“Pasir hitam di pesisir Kabupaten Kulon Progo, DI Yogyakarta, ternyata ladang subur. Cabai Pantai Kulon Progo (PaKu) jadi unggulan pertanian setempat yang menyuplai stok ketahanan pangan cabai nasional. Hasil panen yang bagus ditunjang alat pertanian modern penyiraman otomatis berbasis energi listrik yang lebih efisien. Kolaborasi juga diwujudkan, pemuda desa berinovasi membuat alat cahaya perangkap hama serangga berbasis listrik energi baru terbarukan (EBT)…”
KUPU-KUPU berwarna hijau muda beterbangan di sejumlah desa di Utara Jalan Daendels Pantai Selatan (Pansela) Kabupaten Kulon Progo, DI Yogyakarta, Sabtu 26 Oktober 2024. Hujan mengguyur lebat pada malam hari tadi. Itu cukup membanjiri areal persawahan dengan tanah yang retak-retak disengat kemarau.
Sejak matahari terbit, serangga musiman itu terbang keluar dari kawasan hutan, dan kebun-kebun kelapa yang merimbuni permukiman desa. Melayang bermigrasi dari Timur ke Barat menyeberangi jalan-jalan desa. Menemani semringah petani yang bersiap mengolah tanah menyambut musim penghujan ini.

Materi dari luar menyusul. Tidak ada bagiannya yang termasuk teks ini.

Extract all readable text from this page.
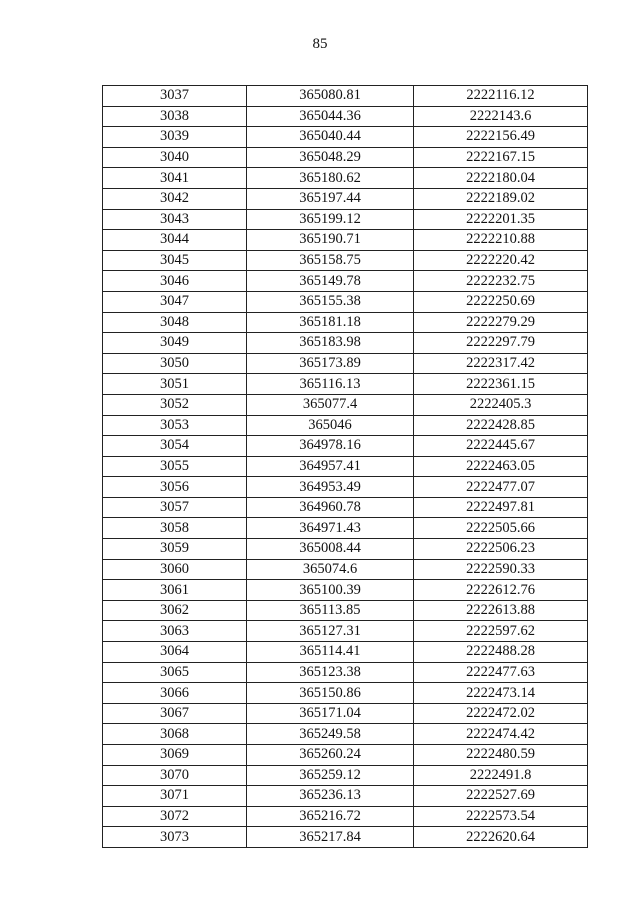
85
3037	365080.81	2222116.12
3038	365044.36	2222143.6
3039	365040.44	2222156.49
3040	365048.29	2222167.15
3041	365180.62	2222180.04
3042	365197.44	2222189.02
3043	365199.12	2222201.35
3044	365190.71	2222210.88
3045	365158.75	2222220.42
3046	365149.78	2222232.75
3047	365155.38	2222250.69
3048	365181.18	2222279.29
3049	365183.98	2222297.79
3050	365173.89	2222317.42
3051	365116.13	2222361.15
3052	365077.4	2222405.3
3053	365046	2222428.85
3054	364978.16	2222445.67
3055	364957.41	2222463.05
3056	364953.49	2222477.07
3057	364960.78	2222497.81
3058	364971.43	2222505.66
3059	365008.44	2222506.23
3060	365074.6	2222590.33
3061	365100.39	2222612.76
3062	365113.85	2222613.88
3063	365127.31	2222597.62
3064	365114.41	2222488.28
3065	365123.38	2222477.63
3066	365150.86	2222473.14
3067	365171.04	2222472.02
3068	365249.58	2222474.42
3069	365260.24	2222480.59
3070	365259.12	2222491.8
3071	365236.13	2222527.69
3072	365216.72	2222573.54
3073	365217.84	2222620.64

Menuju seberang Selatan Jalan Daendels, di Kalurahan Bugel, Kapanewon Panjatan, Kabupaten Kulon Progo, suara debur ombak sayup-sayup menderu. Berjarak 200 meter dari garis pantai ke Utara, hamparan tanaman cabai merah keriting, dan rawit tumbuh subur di lahan berpasir hitam. Pohon-pohon kelapa tumbuh rapi meneduhkan tanaman tumpangsari di bawahnya itu.
Cabai merah keriting merona mewarnai kebun sejak beberapa hari lalu. Rimbunnya hampir menyamai lebatnya pertumbuhan daun. Pun dengan cabai rawit yang tumbuh lebih tinggi mencapai pinggang orang dewasa. Dahannya cukup kuat menyangga lebatnya buah.
Sukarman (66), Ketua Kelompok Tani Gisik Pranaji, Padukuhan II, Kalurahan Bugel, Kapanewon Panjatan, Kabupaten Kulon Progo, siang dan malam terus memantau kebun. Awal musim penghujan ini komoditas cabai setempat sudah siap panen raya.
“Puncak panen, hitungannya pada pertengahan November (2024),” kata Sukarman.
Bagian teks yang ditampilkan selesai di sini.